2007 Magistrate irascible.

3 juillet 2009

Au barreau de Paris, l’idée d’une association des avocats victimes d’une juge d’instruction particulièrement irascible a été lancée par dérision.

Ladite magistrate a déjà demandé l’intervention d’un gendarme pour sortir de son bureau un avocat jugé trop rebelle et fait mettre en poste un garde devant sa porte pour en empêcher une autre d’entrer.

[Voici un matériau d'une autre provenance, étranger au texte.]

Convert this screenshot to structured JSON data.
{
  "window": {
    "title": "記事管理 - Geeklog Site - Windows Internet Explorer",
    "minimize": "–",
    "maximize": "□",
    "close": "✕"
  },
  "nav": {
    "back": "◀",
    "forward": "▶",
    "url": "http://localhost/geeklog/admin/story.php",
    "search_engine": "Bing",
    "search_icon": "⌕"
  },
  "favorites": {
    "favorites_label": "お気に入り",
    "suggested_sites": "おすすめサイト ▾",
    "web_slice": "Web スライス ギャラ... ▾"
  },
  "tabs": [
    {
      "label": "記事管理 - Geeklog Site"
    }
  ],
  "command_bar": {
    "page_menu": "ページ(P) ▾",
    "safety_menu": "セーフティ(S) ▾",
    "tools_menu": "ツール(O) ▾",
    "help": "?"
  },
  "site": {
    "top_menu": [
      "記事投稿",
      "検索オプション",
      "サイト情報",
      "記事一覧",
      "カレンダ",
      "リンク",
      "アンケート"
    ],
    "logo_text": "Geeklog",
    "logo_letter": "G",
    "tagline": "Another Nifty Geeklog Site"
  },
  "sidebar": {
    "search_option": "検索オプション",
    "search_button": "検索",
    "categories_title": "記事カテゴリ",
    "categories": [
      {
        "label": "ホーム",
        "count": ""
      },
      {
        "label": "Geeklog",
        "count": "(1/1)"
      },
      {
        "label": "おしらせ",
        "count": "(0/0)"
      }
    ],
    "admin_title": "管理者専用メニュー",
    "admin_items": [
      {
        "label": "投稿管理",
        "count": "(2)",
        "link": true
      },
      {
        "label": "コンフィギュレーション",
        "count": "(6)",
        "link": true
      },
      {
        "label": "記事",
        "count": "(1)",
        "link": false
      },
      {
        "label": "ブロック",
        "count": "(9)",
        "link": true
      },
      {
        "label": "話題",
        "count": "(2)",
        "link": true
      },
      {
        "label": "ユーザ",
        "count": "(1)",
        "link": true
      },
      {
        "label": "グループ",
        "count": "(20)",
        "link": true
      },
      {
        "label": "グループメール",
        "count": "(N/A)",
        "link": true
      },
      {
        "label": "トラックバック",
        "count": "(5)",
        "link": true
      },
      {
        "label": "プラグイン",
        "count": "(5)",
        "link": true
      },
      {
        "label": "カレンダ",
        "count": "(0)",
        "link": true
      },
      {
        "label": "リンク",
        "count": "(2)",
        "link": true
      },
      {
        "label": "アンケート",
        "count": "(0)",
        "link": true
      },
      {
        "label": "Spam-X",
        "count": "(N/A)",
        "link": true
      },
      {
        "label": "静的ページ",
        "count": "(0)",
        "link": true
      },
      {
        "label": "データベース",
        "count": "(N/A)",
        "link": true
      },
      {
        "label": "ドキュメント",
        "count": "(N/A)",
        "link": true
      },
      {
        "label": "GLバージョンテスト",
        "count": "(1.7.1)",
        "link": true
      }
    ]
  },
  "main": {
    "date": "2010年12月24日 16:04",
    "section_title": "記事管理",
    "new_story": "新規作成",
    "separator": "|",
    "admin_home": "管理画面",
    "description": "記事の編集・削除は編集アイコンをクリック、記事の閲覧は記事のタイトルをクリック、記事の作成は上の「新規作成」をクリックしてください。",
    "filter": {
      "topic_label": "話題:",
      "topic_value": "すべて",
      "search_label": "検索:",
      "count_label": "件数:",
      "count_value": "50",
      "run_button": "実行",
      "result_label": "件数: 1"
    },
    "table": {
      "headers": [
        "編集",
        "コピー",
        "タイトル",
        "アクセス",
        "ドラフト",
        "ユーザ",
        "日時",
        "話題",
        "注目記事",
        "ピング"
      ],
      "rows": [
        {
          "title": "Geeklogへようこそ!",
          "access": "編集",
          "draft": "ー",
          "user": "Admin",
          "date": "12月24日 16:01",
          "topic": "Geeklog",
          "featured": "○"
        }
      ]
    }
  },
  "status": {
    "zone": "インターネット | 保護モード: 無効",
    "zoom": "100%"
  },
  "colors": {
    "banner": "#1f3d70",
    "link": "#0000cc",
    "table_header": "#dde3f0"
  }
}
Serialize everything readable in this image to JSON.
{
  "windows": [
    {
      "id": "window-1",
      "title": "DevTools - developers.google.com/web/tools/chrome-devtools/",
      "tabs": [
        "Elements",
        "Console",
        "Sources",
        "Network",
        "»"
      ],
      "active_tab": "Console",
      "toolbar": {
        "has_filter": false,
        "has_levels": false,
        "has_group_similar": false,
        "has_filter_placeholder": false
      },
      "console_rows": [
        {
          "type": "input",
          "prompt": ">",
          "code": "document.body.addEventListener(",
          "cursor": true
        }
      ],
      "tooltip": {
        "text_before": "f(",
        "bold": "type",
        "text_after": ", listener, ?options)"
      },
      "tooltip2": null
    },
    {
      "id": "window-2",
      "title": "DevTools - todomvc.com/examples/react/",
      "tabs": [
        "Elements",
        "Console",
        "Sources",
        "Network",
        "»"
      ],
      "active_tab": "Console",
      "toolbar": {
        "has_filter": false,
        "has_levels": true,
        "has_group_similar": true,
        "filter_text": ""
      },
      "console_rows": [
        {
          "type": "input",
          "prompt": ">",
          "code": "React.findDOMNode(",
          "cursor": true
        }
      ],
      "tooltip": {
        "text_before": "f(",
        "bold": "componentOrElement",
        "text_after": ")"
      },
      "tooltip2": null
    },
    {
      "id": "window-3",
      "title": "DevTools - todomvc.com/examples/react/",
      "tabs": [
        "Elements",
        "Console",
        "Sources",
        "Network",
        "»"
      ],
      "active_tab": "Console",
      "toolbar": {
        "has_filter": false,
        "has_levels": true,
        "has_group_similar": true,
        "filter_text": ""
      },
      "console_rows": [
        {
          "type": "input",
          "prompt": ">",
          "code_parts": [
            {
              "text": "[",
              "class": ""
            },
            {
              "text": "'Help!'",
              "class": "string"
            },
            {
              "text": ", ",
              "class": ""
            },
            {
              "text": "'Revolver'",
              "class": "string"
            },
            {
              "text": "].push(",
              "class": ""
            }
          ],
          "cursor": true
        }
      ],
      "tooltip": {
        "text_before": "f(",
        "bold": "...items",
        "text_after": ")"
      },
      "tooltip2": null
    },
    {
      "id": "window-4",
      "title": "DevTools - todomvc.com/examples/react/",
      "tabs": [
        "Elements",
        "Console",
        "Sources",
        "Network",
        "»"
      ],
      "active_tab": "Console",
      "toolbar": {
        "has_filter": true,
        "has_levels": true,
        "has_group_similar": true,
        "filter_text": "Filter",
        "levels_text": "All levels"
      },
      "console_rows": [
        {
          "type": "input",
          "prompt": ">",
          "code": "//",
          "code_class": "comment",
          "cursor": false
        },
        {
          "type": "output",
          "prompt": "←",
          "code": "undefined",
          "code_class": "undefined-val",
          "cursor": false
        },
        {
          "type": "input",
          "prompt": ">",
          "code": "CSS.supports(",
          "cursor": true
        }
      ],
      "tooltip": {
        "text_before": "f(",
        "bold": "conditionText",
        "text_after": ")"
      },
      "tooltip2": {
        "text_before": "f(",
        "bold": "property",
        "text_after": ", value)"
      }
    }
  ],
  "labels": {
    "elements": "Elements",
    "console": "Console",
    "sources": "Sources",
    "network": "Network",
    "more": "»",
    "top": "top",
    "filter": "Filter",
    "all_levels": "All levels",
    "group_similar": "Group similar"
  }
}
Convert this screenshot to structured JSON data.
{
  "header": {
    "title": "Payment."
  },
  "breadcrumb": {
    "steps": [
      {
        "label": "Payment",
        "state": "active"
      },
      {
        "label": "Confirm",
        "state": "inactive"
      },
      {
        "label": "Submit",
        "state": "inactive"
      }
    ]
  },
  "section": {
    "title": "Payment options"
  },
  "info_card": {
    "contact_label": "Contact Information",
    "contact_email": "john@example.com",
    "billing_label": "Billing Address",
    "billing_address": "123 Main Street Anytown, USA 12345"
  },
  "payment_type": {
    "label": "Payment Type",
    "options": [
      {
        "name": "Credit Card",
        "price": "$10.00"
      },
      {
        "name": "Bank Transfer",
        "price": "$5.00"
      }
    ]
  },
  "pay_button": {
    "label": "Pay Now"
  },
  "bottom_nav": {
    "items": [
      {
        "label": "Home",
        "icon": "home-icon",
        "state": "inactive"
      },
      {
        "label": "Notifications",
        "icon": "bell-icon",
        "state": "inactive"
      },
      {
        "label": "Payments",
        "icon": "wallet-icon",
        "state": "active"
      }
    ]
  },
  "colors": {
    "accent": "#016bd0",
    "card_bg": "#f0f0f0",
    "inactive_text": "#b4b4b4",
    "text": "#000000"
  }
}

Le 21 novembre 2006, elle a comparu devant le tribunal correctionnel de Paris pour « déni de justice » à la suite de la plainte d’un avocat. Le parquet avait requis la relaxe de la juge ! ! !

Bravo le corporatisme !

Et que fait le CSM ! Comme à son habitude : RIEN . Que lui importe que des citoyens soient bien ou mal jugés ?

« Le Point »    n°1628   du 18/01/07 info tirée de « Ces juges qui dérapent ».

2007 Magistrate tête à claques.

3 juillet 2009

Une juge d’instruction de Paris est connue pour insulter, voire gifler, les détenus.

Que fait le CSM ? A notre connaissance: RIEN !

« Le Point »    n°1628   du 18/01/07  info tirée de « Ces magistrats qui dérapent ».